The promises of God have always been very precious and now God was taking them away!  I felt devastated.  That would be bad enough in itself, but what was worse was that it came with a sense that I had in some way let God down and I was being demoted from the heights that he had set before me.  Such verses as “I will make the nations your inheritance and the ends of the earth your possession” (Psalm 2:8 NIV)  would no longer apply.


At that time I was really struck by Job, that God had given so much to him and then taken it.  Job had let it go, he had said the Lord gives, the Lord takes away.  So, to follow his example, I went through the promises that God had given, over the years and gave them all back to him.  It was a painful time, but I felt that I needed to honour him in his decision and go with what he thought was best.

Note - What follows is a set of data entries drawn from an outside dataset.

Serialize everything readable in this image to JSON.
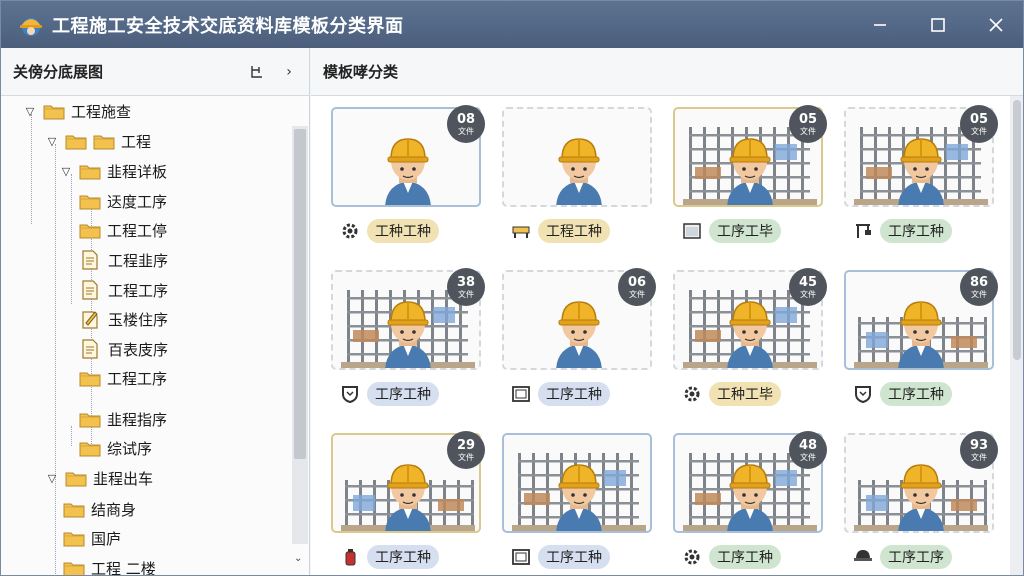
{
  "window": {
    "title": "工程施工安全技术交底资料库模板分类界面"
  },
  "left_panel": {
    "title": "关傍分底展图",
    "tree": [
      {
        "label": "工程施查",
        "type": "folder",
        "expanded": true
      },
      {
        "label": "工程",
        "type": "folder",
        "expanded": true
      },
      {
        "label": "韭程详板",
        "type": "folder",
        "expanded": true
      },
      {
        "label": "迗度工序",
        "type": "folder"
      },
      {
        "label": "工程工停",
        "type": "folder"
      },
      {
        "label": "工程韭序",
        "type": "doc"
      },
      {
        "label": "工程工序",
        "type": "doc"
      },
      {
        "label": "玉楼住序",
        "type": "doc-edit"
      },
      {
        "label": "百表庋序",
        "type": "doc"
      },
      {
        "label": "工程工序",
        "type": "folder"
      },
      {
        "label": "韭程指序",
        "type": "folder"
      },
      {
        "label": "综试序",
        "type": "folder"
      },
      {
        "label": "韭程出车",
        "type": "folder",
        "expanded": true
      },
      {
        "label": "结商身",
        "type": "folder"
      },
      {
        "label": "国庐",
        "type": "folder"
      },
      {
        "label": "工程 二楼",
        "type": "folder"
      }
    ]
  },
  "right_panel": {
    "title": "模板哮分类",
    "badge_unit_default": "文件",
    "cards": [
      {
        "count": "08",
        "unit": "文件",
        "tag": "工种工种",
        "tag_color": "y",
        "icon": "gear-icon",
        "scene": "plain",
        "frame": "solid-blue"
      },
      {
        "count": "",
        "unit": "",
        "tag": "工程工种",
        "tag_color": "y",
        "icon": "bench-icon",
        "scene": "plain",
        "frame": "dashed"
      },
      {
        "count": "05",
        "unit": "文件",
        "tag": "工序工毕",
        "tag_color": "g",
        "icon": "window-icon",
        "scene": "site",
        "frame": "solid-yellow"
      },
      {
        "count": "05",
        "unit": "文件",
        "tag": "工序工种",
        "tag_color": "g",
        "icon": "crane-icon",
        "scene": "site",
        "frame": "dashed"
      },
      {
        "count": "38",
        "unit": "文件",
        "tag": "工序工种",
        "tag_color": "b",
        "icon": "shield-icon",
        "scene": "site",
        "frame": "dashed"
      },
      {
        "count": "06",
        "unit": "文件",
        "tag": "工序工种",
        "tag_color": "b",
        "icon": "frame-icon",
        "scene": "plain",
        "frame": "dashed"
      },
      {
        "count": "45",
        "unit": "文件",
        "tag": "工种工毕",
        "tag_color": "y",
        "icon": "gear-icon",
        "scene": "site",
        "frame": "dashed"
      },
      {
        "count": "86",
        "unit": "文件",
        "tag": "工序工种",
        "tag_color": "g",
        "icon": "shield-icon",
        "scene": "site-wide",
        "frame": "solid-blue"
      },
      {
        "count": "29",
        "unit": "文件",
        "tag": "工序工种",
        "tag_color": "b",
        "icon": "extinguisher-icon",
        "scene": "site-wide",
        "frame": "solid-yellow"
      },
      {
        "count": "",
        "unit": "",
        "tag": "工序工种",
        "tag_color": "b",
        "icon": "frame-icon",
        "scene": "site",
        "frame": "solid-blue"
      },
      {
        "count": "48",
        "unit": "文件",
        "tag": "工序工种",
        "tag_color": "g",
        "icon": "gear-icon",
        "scene": "site",
        "frame": "solid-blue"
      },
      {
        "count": "93",
        "unit": "文件",
        "tag": "工序工序",
        "tag_color": "g",
        "icon": "helmet-icon",
        "scene": "site-wide",
        "frame": "dashed"
      }
    ]
  },
  "colors": {
    "titlebar": "#4b5f7d",
    "helmet": "#f0b429",
    "folder": "#f2c14e"
  }
}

Over time, God’s promises have meant a considerable amount to me and he has given them in abundance.  Now they were gone, it left a great vacuum.  I began to realise that I had been putting my hope, not so much in Jesus as in the promises that he had set before me.  When God had taken me through difficult times, my motivation had not been – I must go through it because he is purifying me for himself, but rather I must go through it in order that he can work out his promises more fully.  Or that if I don’t go through with it, I might not attain to the promises that he had set before me.  God had set before me great things and I wanted them to be fulfilled, and fulfilled to the maximum.  For that, I was ready to endure any test.  I was always rather haunted by a phrase in the Psalms – ‘The men of Ephraim, though armed with bows, turned back on the day of battle.” (Psalm 78:9 NIV)  The origin of this is that Jacob’s blessing of Ephraim, was that they were to be the leaders over Israel – armed with their bows (Genesis 49:22, 26), but at some point they lost it, and fell back on the day of battle, and it seems as a result lost their position of leadership in Israel.  I had always lived with this fear that when the day of battle came I too would fall back and lose it.  In fact though, the loss had come not with the day of battle, but with the year without battles.  The day to day living without any particular battle to fight had left me lax in zeal for God, and I had allowed my devotion to him to diminish.  Such that now God was saying that he was, like the potter going to start again with the pot.

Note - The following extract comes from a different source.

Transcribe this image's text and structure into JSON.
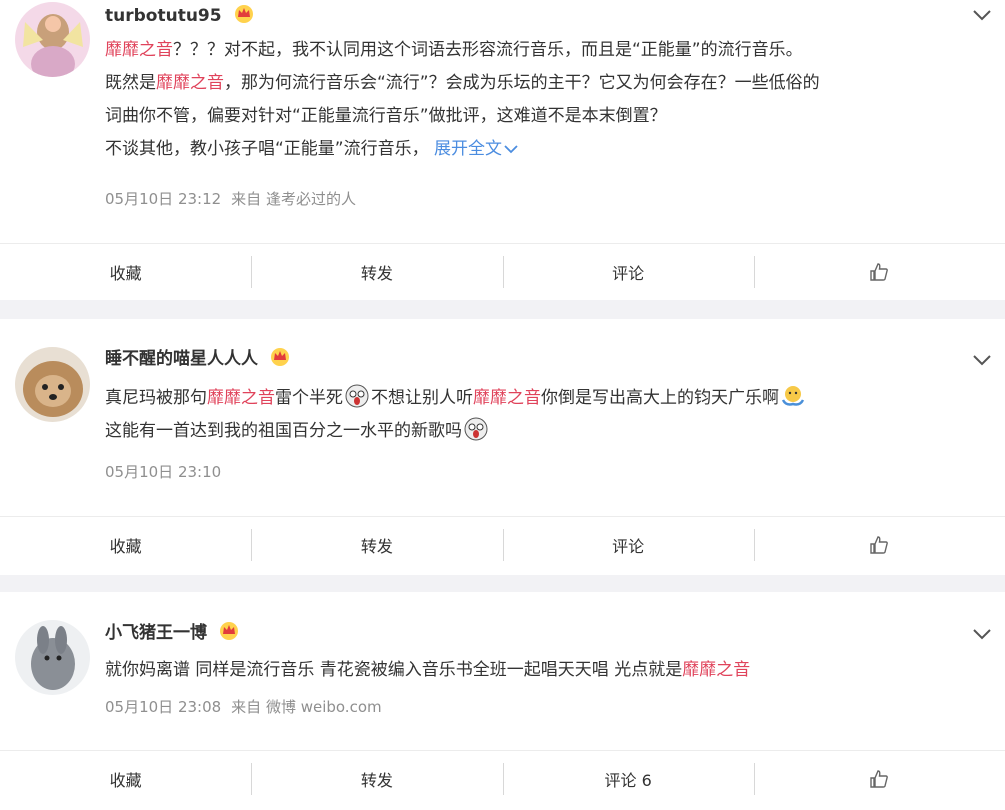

Having returned God’s promises, I began to realise that I had been putting the promises of Jesus in front of Jesus.  A hope in the promises ahead of the one who gave the promises.  It was in some ways difficult to tell the difference.  From the outside this attitude produced a Godly life, and a zealously godly one at that.  There was however a measure of fear in it, and where there is fear, love tends to be squeezed out.  The mission became more important than the person.  As my mother would say to me, it is like having a Hippo in the garden.  Far better that the promises are left behind and I am left with the Jesus who loves me and to entrust my future to him.  He will do with it as he chooses, and I can trust him that it is the best all round.